While we're on the topic of modern classics, I can't resist tossing in one classic classic action hero, and it's not going to be Beowulf.
Let me know if I'm laying it on too thick.
If you haven't seen or read Macbeth, here's how it goes:
We first meet Macbeth with his friend, Banquo, returning from a successful battle.
They're skeptical at first, but when the small prophesies start coming true, Macbeth starts picturing himself on the throne. He mentions the incident to his wife, who jumps on the idea, and the two of them plan and carry out the murder of King Duncan while he's staying in their castle.
Macbeth loses his nerve in the middle when he sees the blood (killing a sleeping guest is a lot different from a battle, he explains to the audience), and Lady Macbeth has to finish setting up the scene to frame the guards they drugged, but with the first murder committed, so are the Macbeths, like it or not. When the guards wake up, Macbeth slashes their throats in front of the king's gathered entourage in a fake fit of rage to stop them from contradicting his version of events. The princes run for their lives, not sure who killed their father but sure that whoever it was will want them dead too, and with them out of the way, Macbeth seizes the throne.
That's when the next part of the prophecy starts to seem important to him. The witches told Banquo that his descendants will be kings, though he will never be one himself. To avoid his line being usurped, Macbeth has Banquo killed, but Banquo's son escapes, and Macbeth's paranoia keeps growing. He goes back to the witches to demand clear answers and only gets more cryptic prophesies, including that no man born of woman can kill him.

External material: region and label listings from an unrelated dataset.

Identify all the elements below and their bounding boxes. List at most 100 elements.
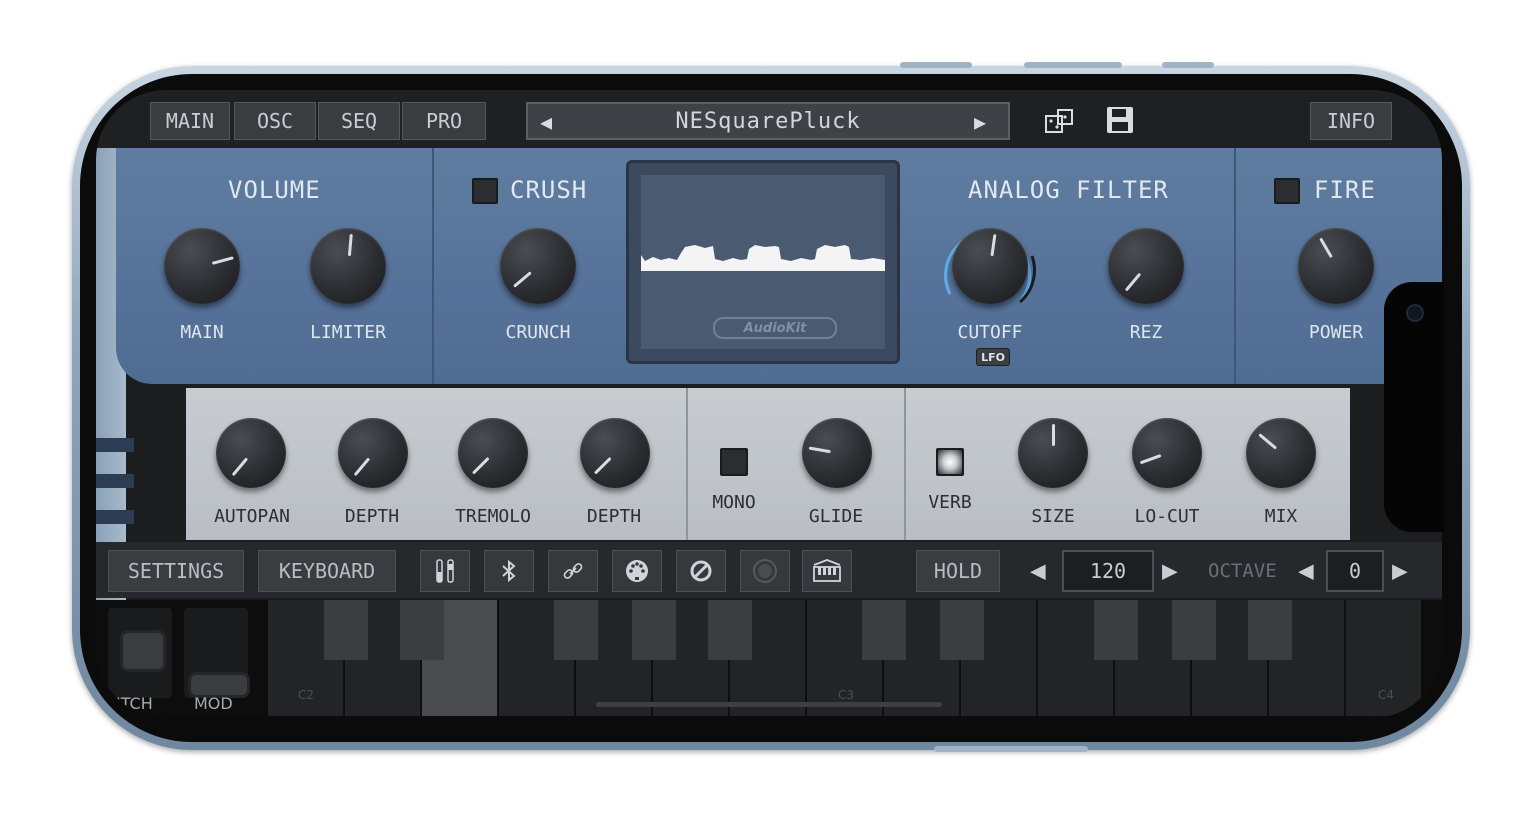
mix-knob[interactable] <box>1246 418 1316 488</box>
midi-icon[interactable] <box>612 550 662 592</box>
save-icon[interactable] <box>1104 104 1136 143</box>
octave-up-button[interactable]: ▶ <box>1392 556 1408 586</box>
verb-checkbox[interactable] <box>936 448 964 476</box>
panel-divider <box>904 388 906 540</box>
lo-cut-label: LO-CUT <box>1134 506 1200 527</box>
side-button <box>900 62 972 68</box>
front-camera <box>1406 304 1424 322</box>
home-indicator <box>596 702 942 707</box>
tab-pro[interactable]: PRO <box>402 102 486 140</box>
panel-divider <box>1234 148 1236 384</box>
power-knob[interactable] <box>1298 228 1374 304</box>
mix-label: MIX <box>1264 506 1298 527</box>
side-button <box>1162 62 1214 68</box>
size-knob[interactable] <box>1018 418 1088 488</box>
piano-key-black[interactable] <box>324 600 368 660</box>
record-icon[interactable] <box>740 550 790 592</box>
settings-button[interactable]: SETTINGS <box>108 550 244 592</box>
piano-key-black[interactable] <box>1172 600 1216 660</box>
audiokit-logo: AudioKit <box>713 317 837 339</box>
octave-display[interactable]: 0 <box>1326 550 1384 592</box>
panel-divider <box>432 148 434 384</box>
hold-button[interactable]: HOLD <box>916 550 1000 592</box>
tempo-display[interactable]: 120 <box>1062 550 1154 592</box>
main-label: MAIN <box>180 322 224 343</box>
tremolo-depth-label: DEPTH <box>586 506 642 527</box>
bluetooth-icon[interactable] <box>484 550 534 592</box>
piano-icon[interactable] <box>802 550 852 592</box>
autopan-label: AUTOPAN <box>214 506 290 527</box>
note-label-c2: C2 <box>298 688 315 702</box>
pitch-wheel-label: ITCH <box>116 694 153 713</box>
lfo-badge[interactable]: LFO <box>976 348 1010 366</box>
limiter-label: LIMITER <box>310 322 386 343</box>
fire-title: FIRE <box>1314 176 1376 204</box>
waveform-display: AudioKit <box>641 175 885 349</box>
preset-display[interactable]: NESquarePluck <box>526 102 1010 140</box>
autopan-knob[interactable] <box>216 418 286 488</box>
disable-icon[interactable] <box>676 550 726 592</box>
tab-osc[interactable]: OSC <box>234 102 316 140</box>
main-knob[interactable] <box>164 228 240 304</box>
tempo-down-button[interactable]: ◀ <box>1030 556 1046 586</box>
tremolo-depth-knob[interactable] <box>580 418 650 488</box>
tab-seq[interactable]: SEQ <box>318 102 400 140</box>
pitch-wheel[interactable] <box>108 608 172 698</box>
piano-key-black[interactable] <box>1094 600 1138 660</box>
vent <box>96 474 134 488</box>
sliders-icon[interactable] <box>420 550 470 592</box>
piano-key-black[interactable] <box>1248 600 1292 660</box>
tremolo-label: TREMOLO <box>455 506 531 527</box>
keyboard-button[interactable]: KEYBOARD <box>258 550 396 592</box>
tab-main[interactable]: MAIN <box>150 102 230 140</box>
piano-key-black[interactable] <box>708 600 752 660</box>
info-button[interactable]: INFO <box>1310 102 1392 140</box>
piano-key-black[interactable] <box>632 600 676 660</box>
glide-label: GLIDE <box>808 506 864 527</box>
mod-wheel-label: MOD <box>194 694 233 713</box>
mono-checkbox[interactable] <box>720 448 748 476</box>
side-button <box>1024 62 1122 68</box>
tremolo-knob[interactable] <box>458 418 528 488</box>
vent <box>96 438 134 452</box>
note-label-c4: C4 <box>1378 688 1395 702</box>
cutoff-knob[interactable] <box>952 228 1028 304</box>
autopan-depth-label: DEPTH <box>344 506 400 527</box>
piano-key-black[interactable] <box>862 600 906 660</box>
piano-key-black[interactable] <box>554 600 598 660</box>
preset-name: NESquarePluck <box>675 108 861 134</box>
octave-down-button[interactable]: ◀ <box>1298 556 1314 586</box>
crush-checkbox[interactable] <box>472 178 498 204</box>
panel-divider <box>686 388 688 540</box>
crush-title: CRUSH <box>510 176 588 204</box>
link-icon[interactable] <box>548 550 598 592</box>
glide-knob[interactable] <box>802 418 872 488</box>
note-label-c3: C3 <box>838 688 855 702</box>
dice-icon[interactable] <box>1044 106 1076 145</box>
piano-key-black[interactable] <box>400 600 444 660</box>
autopan-depth-knob[interactable] <box>338 418 408 488</box>
waveform-display-frame: AudioKit <box>626 160 900 364</box>
preset-next-button[interactable]: ▶ <box>974 110 986 134</box>
octave-label: OCTAVE <box>1208 560 1277 582</box>
limiter-knob[interactable] <box>310 228 386 304</box>
mono-label: MONO <box>712 492 756 513</box>
cutoff-label: CUTOFF <box>957 322 1023 343</box>
vent <box>96 510 134 524</box>
app-screen: MAIN OSC SEQ PRO NESquarePluck ◀ ▶ INFO … <box>96 90 1442 718</box>
crunch-knob[interactable] <box>500 228 576 304</box>
power-label: POWER <box>1308 322 1364 343</box>
preset-prev-button[interactable]: ◀ <box>540 110 552 134</box>
tempo-up-button[interactable]: ▶ <box>1162 556 1178 586</box>
lo-cut-knob[interactable] <box>1132 418 1202 488</box>
fire-checkbox[interactable] <box>1274 178 1300 204</box>
mod-wheel[interactable] <box>184 608 250 698</box>
size-label: SIZE <box>1031 506 1075 527</box>
volume-title: VOLUME <box>228 176 321 204</box>
analog-filter-title: ANALOG FILTER <box>968 176 1169 204</box>
crunch-label: CRUNCH <box>505 322 571 343</box>
piano-key-black[interactable] <box>940 600 984 660</box>
side-button <box>934 746 1088 752</box>
rez-label: REZ <box>1129 322 1163 343</box>
rez-knob[interactable] <box>1108 228 1184 304</box>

This is how vendettas happen.
This is also around the time when the guilt starts eating Lady Macbeth's brain, and she starts wandering around and saying incriminating things in her sleep that would make monologue-seeking actresses very happy for centuries to come, and then stabs herself offscreen.
She was the one holding things together while Macbeth wrestled his own doubts and the only person in on the coup with him. On his own, he starts to wonder if death would be better but can't bring himself to give up completely.
Macbeth stays on the throne until an army led by the survivors of the families he's destroyed comes to remove him, including Macduff, who (spoiler alert) was born by C-section, because apparently that counts, and who ultimately cuts off Macbeth’s head.
Okay, two words that probably don't immediately come to mind in relation to Macbeth are "action" and "hero."
I'll start with the first one.
Macbeth is definitively horror and tragedy, but as a writer of action-y sci-fi-y horror, I'm a big fan of calling things everything they are.
As for hero....
Well, by Aristotelian definition, Macbeth is a classic tragic hero. He's a larger-than-life protagonist with larger-than-life problems who self-destructs under his own tragic flaw. In Macbeth's case, power-lust.
What makes him unusual is how utterly, unforgivably unheroic his flaws are.
When asked to name the darkest hero you can think of who still counts as a hero, chances are you'd think of someone like this.
Macbeth does terrible things for terrible reasons. He doesn't have anything to avenge. He's not protecting the people he loves. He has the suggestion made to him that he could be king, and he starts slaughtering people to make it happen.
There is the question of whether the events of Macbeth are destiny, because the witches do accurately foretell them in advance, but there's no indication in the text that the witches can influence Macbeth's mind or actions other than by speaking to him like anyone else, and scholars generally agree that they can't.
Maybe their prophecies would have come true no matter what.
Maybe Macbeth would have died at a ridiculously old age after the treeline encroached naturally on the castle.
We don't know, because Macbeth doesn't try any of those things. We don't know the bounds of what was fated to happen, but whatever it was, it doesn't change the fact that Macbeth took those prophesies and chose the most horrific possible way to react to them. It doesn't change the fact that it took only the slightest verbal hints on the witches' part to make him a serial killer.
Lady Macbeth has her hands in things too, of course. She's at least equally horrible and has to coax him into carrying out the plot, but she has no way of forcing him, and Macbeth lets himself be persuaded. The way he brings up the prophesies to her can even easily be interpreted as him hinting that he wants someone to talk him into the conclusion he's not comfortable coming to on his own, and he commits the first three murders with his own hands.
The only reason we're able to feel for Macbeth is that Shakespeare's soliloquy-heavy style lets us into his head, where all his horribleness is so frighteningly human. His story is about wanting more, more power, more recognition, more respect. It's about fearing that his own weakness is what holds him back and will forever, and that decency and weakness may be the same.
I'll bet that any non-sociopath who claims never to have felt the same is a liar.
It's as if Shakespeare set out to see how reprehensible a serial killer he could force the audience to identify with, without giving him any absolution.
It's that creep factor that wins him the serious spot on this list.